Ifo-Geschäftsklima
Kommentar: Rückkehr zur Realität

Eine Abkühlung des Ifo-Geschäftsklimas war schon länger erwartet worden. Jetzt – im Juli – ist es passiert. Die aktuellen Daten sind Vorboten für den Anfang 2007 zu erwartenden Konjunkturdämpfer.

Eine Abkühlung des Ifo-Geschäftsklimas war schon länger erwartet worden. Jetzt – im Juli – ist es passiert. Noch bis Juni hatte das wichtige Konjunkturbarometer für die deutsche Wirtschaft mit ständig neuen Höhenflügen überrascht, die sich immer weiter von dem plausibel erscheinenden Wachstum in diesem Jahr entfernten. Schon deshalb war spätestens nach dem Ende der Fußballweltmeisterschaft eine Korrektur überfällig.

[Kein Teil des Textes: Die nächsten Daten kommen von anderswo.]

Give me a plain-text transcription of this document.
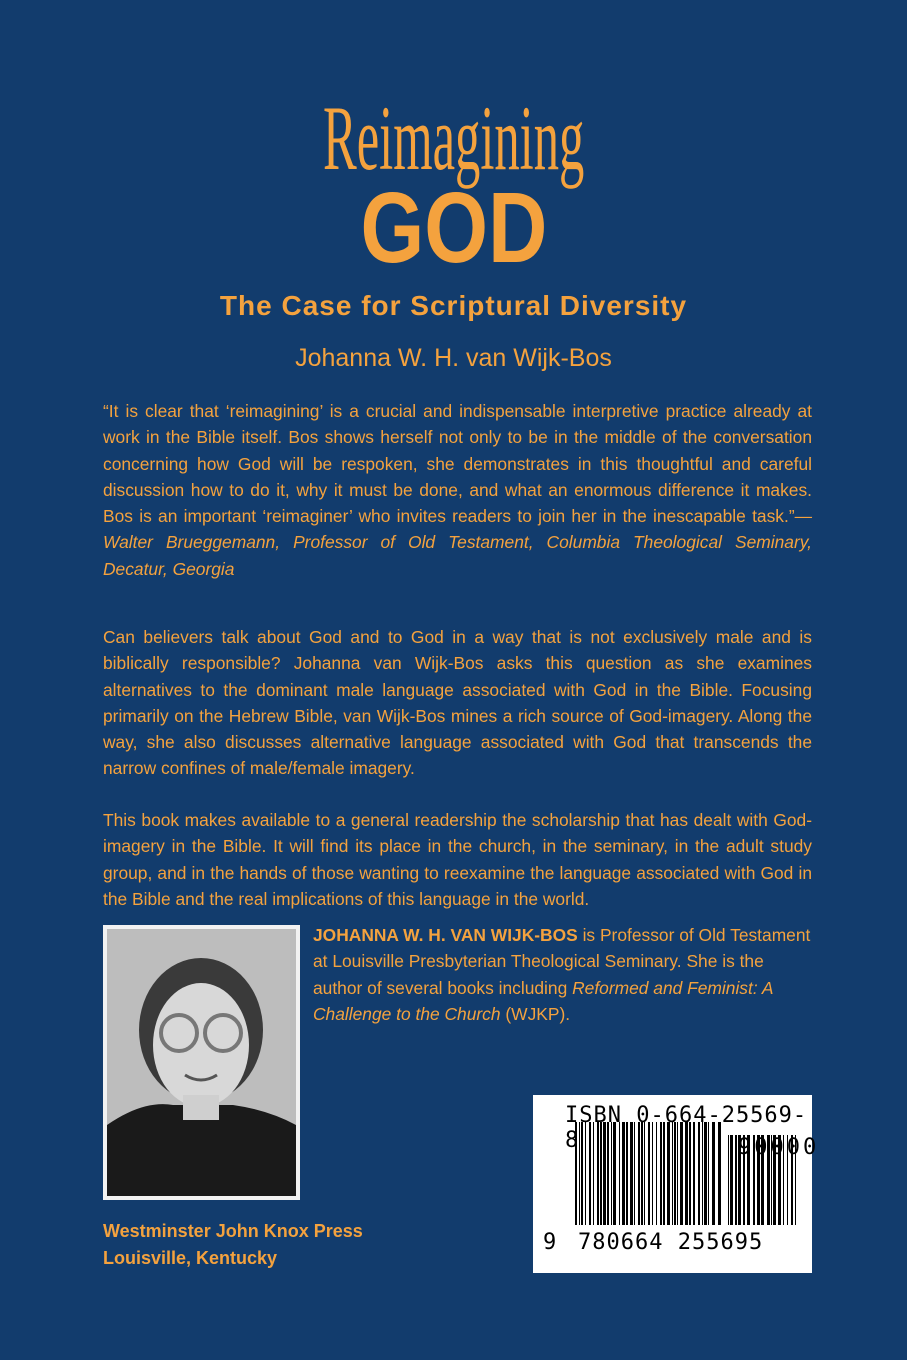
Reimagining
GOD
The Case for Scriptural Diversity
Johanna W. H. van Wijk-Bos
“It is clear that ‘reimagining’ is a crucial and indispensable interpretive practice already at work in the Bible itself. Bos shows herself not only to be in the middle of the conversation concerning how God will be respoken, she demonstrates in this thoughtful and careful discussion how to do it, why it must be done, and what an enormous difference it makes. Bos is an important ‘reimaginer’ who invites readers to join her in the inescapable task.”—Walter Brueggemann, Professor of Old Testament, Columbia Theological Seminary, Decatur, Georgia
Can believers talk about God and to God in a way that is not exclusively male and is biblically responsible? Johanna van Wijk-Bos asks this question as she examines alternatives to the dominant male language associated with God in the Bible. Focusing primarily on the Hebrew Bible, van Wijk-Bos mines a rich source of God-imagery. Along the way, she also discusses alternative language associated with God that transcends the narrow confines of male/female imagery.
This book makes available to a general readership the scholarship that has dealt with God-imagery in the Bible. It will find its place in the church, in the seminary, in the adult study group, and in the hands of those wanting to reexamine the language associated with God in the Bible and the real implications of this language in the world.
JOHANNA W. H. VAN WIJK-BOS is Professor of Old Testament at Louisville Presbyterian Theological Seminary. She is the author of several books including Reformed and Feminist: A Challenge to the Church (WJKP).
Westminster John Knox Press
Louisville, Kentucky
ISBN 0-664-25569-8	90000
9 780664 255695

Bei den Erwartungen der befragten Unternehmen hat diese Korrektur tendenziell bereits im April eingesetzt. Dies wurde aber wegen der immer optimistischeren Beurteilung der aktuellen Lage und der nur marginalen Abschläge bei den Perspektiven kaum wahrgenommen. Das hat sich im Juli geändert. Die Risiken für die künftige Konjunktur haben sich im Juli wegen der Nahost-Konflikte und des damit verbundenen Ölpreisanstiegs verschärft. Außerdem häufen sich die Anzeichen für eine Abkühlung der Wirtschaftsdynamik in den USA.

Innenpolitisch kommt hinzu, dass die Gesundheitsreform das Versprechen, die Lohnzusatzkosten deutlich zu senken, konterkariert und den privaten Konsum zusätzlich zur Mehrwertsteuererhöhung belasten wird. Diese ab Januar wirkenden Bremsfaktoren werden ab jetzt von Monat zu Monat immer stärker bei den Wirtschaftserwartungen ins Gewicht fallen. Die aktuelle Geschäftslage sollte dagegen auch in den nächsten Monaten noch recht gut bleiben – unterstützt durch Vorzieheffekte im Handel und beim Bau wegen der Mehrwertsteuererhöhung und der guten Exporterwartungen der Industrie.

Der Juli-Rückgang beim Ifo-Geschäftsklimaindex ist also ein Vorbote für den Anfang 2007 zu erwartenden Konjunkturdämpfer, aber nicht – wie manche Ökonomen glauben – ein Signal für eine aktuelle Trendwende.